ProDesign International, the Danish company that two years ago took over two French brands of designer eyeglasses, Face à Face and Woow brands, has renamed itself as the Design Eyewear Group, establishing a clear segmentation of its various product lines and a new, integrated management structure, in order to set the course for future expansion.

Face à Face and Woow previously belonged to a French company called Architectures. Face à Face represents the top of the range, playing on architectural shapes and modern colors and materials. Woow addresses a younger clientele with vibrant and colorful frames, featuring printed statements on two-tone temples.

ProDesign remains a classical line of medium-priced eyewear focusing on functionality, comfort and individual fit. Inface, a more affordable Danish line of frames and sunglasses bought by ProDesign just before the acquisition of Architectures, fills the lower end of the group's brand portfolio. Both ProDesign and Inface stand for timeless, Scandinavian design.

While Face à Face and Woow are manufactured mostly in France and Italy, ProDesign and Inface are made almost exclusively in the Far East.

All four brands are now operating under a single, integrated management led by Lars Flyvholm, a former executive vice president of Bang & Olufsen who was appointed chief executive of the group last summer, taking the place of Dion Eriksen. Managing sales operations for all the brands, Flyvholm works together with Pascal Jaulent, the former creative director of Architectures, who is now chief creative officer of the whole group, and other top managers.

We have already reported on the departure of Nadine Roth, a former collaborator of Jaulent who handled sales and marketing for Architectures.

The new enlarged company has hired a new group marketing director, Charlotte Ellegaard, as well as a new supply chain director, Niels Thygesen. Both join the group with extensive experience from internationally oriented companies in other sectors. The other member of the top management team is the chief financial officer, Rico Hermann, former financial manager of ProDesign. 

Flyvholm has hired many new salespeople in various parts of the world to keep the strong sales momentum of the group and move closer to the markets. A team of 70 sales reps is taking care of the four brands of the group all over Europe, reporting either directly to the European sales director, Hans Lilleoer, or to four new country managers for France, Germany, the U.K. and Spain. These four country managers were chosen from the best sales reps, who cover one, two, three or four brands depending on the size of their territory.
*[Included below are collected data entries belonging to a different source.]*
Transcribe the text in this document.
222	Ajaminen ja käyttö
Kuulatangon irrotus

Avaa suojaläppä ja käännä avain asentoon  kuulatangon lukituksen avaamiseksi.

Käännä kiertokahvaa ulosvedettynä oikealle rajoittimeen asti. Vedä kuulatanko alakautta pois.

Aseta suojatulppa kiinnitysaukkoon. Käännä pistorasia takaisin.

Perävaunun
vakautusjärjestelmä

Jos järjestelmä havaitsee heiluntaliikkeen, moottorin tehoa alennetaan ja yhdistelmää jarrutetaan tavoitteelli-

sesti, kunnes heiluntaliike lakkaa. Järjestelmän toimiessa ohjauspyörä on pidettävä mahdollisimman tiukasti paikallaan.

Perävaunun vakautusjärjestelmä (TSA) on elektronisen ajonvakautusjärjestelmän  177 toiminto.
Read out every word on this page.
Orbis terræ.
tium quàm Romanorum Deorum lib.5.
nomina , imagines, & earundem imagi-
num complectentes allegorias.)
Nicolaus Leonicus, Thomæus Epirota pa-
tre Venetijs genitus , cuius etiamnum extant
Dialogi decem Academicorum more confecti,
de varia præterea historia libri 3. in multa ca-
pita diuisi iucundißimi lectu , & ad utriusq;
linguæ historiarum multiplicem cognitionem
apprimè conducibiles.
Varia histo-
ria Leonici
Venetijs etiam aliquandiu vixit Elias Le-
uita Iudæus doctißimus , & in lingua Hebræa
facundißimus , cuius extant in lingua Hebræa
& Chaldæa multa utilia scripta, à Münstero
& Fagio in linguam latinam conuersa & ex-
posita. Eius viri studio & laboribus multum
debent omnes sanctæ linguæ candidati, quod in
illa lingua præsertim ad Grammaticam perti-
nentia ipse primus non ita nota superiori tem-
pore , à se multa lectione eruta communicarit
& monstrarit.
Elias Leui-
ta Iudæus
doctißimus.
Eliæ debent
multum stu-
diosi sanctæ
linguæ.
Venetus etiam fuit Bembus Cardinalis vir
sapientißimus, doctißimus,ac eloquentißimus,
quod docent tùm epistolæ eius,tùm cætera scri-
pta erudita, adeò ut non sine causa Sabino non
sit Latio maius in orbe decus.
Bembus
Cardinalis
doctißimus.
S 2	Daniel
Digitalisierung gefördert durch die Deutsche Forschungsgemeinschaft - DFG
The Design Eyewear Group is still recruiting a vice president of sales for North America, a region where ProDesign and Face à Face are both strong, representing 44 percent of group sales in the past year. Based in San Francisco, the group's joint subsidiary hired several new sales reps in 2015. It uses ProDesign's former local warehouse for the logistics. ProDesign, Inface and Woow had a joint stand at the recent International Vision Expo East exhibition in New York, where Woow in particular found many new customers. As in the past, Face à Face had a very successful show in the Loft section of the fair.

As previously reported, last year the company appointed Sebastien Bodennec as head of sales for the Asia-Pacific region, where it has the biggest potential for future development. Flyvholm wants to see the region's share of total sales climb from 6 percent last year to between 8 and 10 percent in the short term, with a focus on important markets like Japan, South Korea and China.

The general sales strategy is to work more closely with selected retailers in established markets, providing more service than before, exploiting cross-selling opportunities for the four different collections only where it may be relevant. In total, the group has 120 sales reps working with more than 15,000 retail accounts. It only uses wholesale distributors in Asia, the Middle East and some Eastern European countries.

Backed by an investment fund that took over its control in 2012, the Danish group prefers to invest in the consolidation of its current assets rather than new acquisitions, unless an interesting opportunity emerges unexpectedly.

The acquisition of Architectures in the course of 2014 helped boost the group's revenues last year to 390.9 million Danish kroner (€52m-$58m) from DKK 294.0 million the year before. The operating profit after amortization (Ebit) increased to DKK 30,282,000 (€4.1m-$4.5m) from DKK 26,148,000, in spite of extraordinary charges related to the acquisitions and the integration process. Net earnings jumped to DKK 23,039,000 (€3.1m-$3.4m) from DKK 15,182,000.

Sales grew in every region, led by the Americas. Flyvholm is predicting another double-digit increase in the turnover and an even higher increase in profits for this year.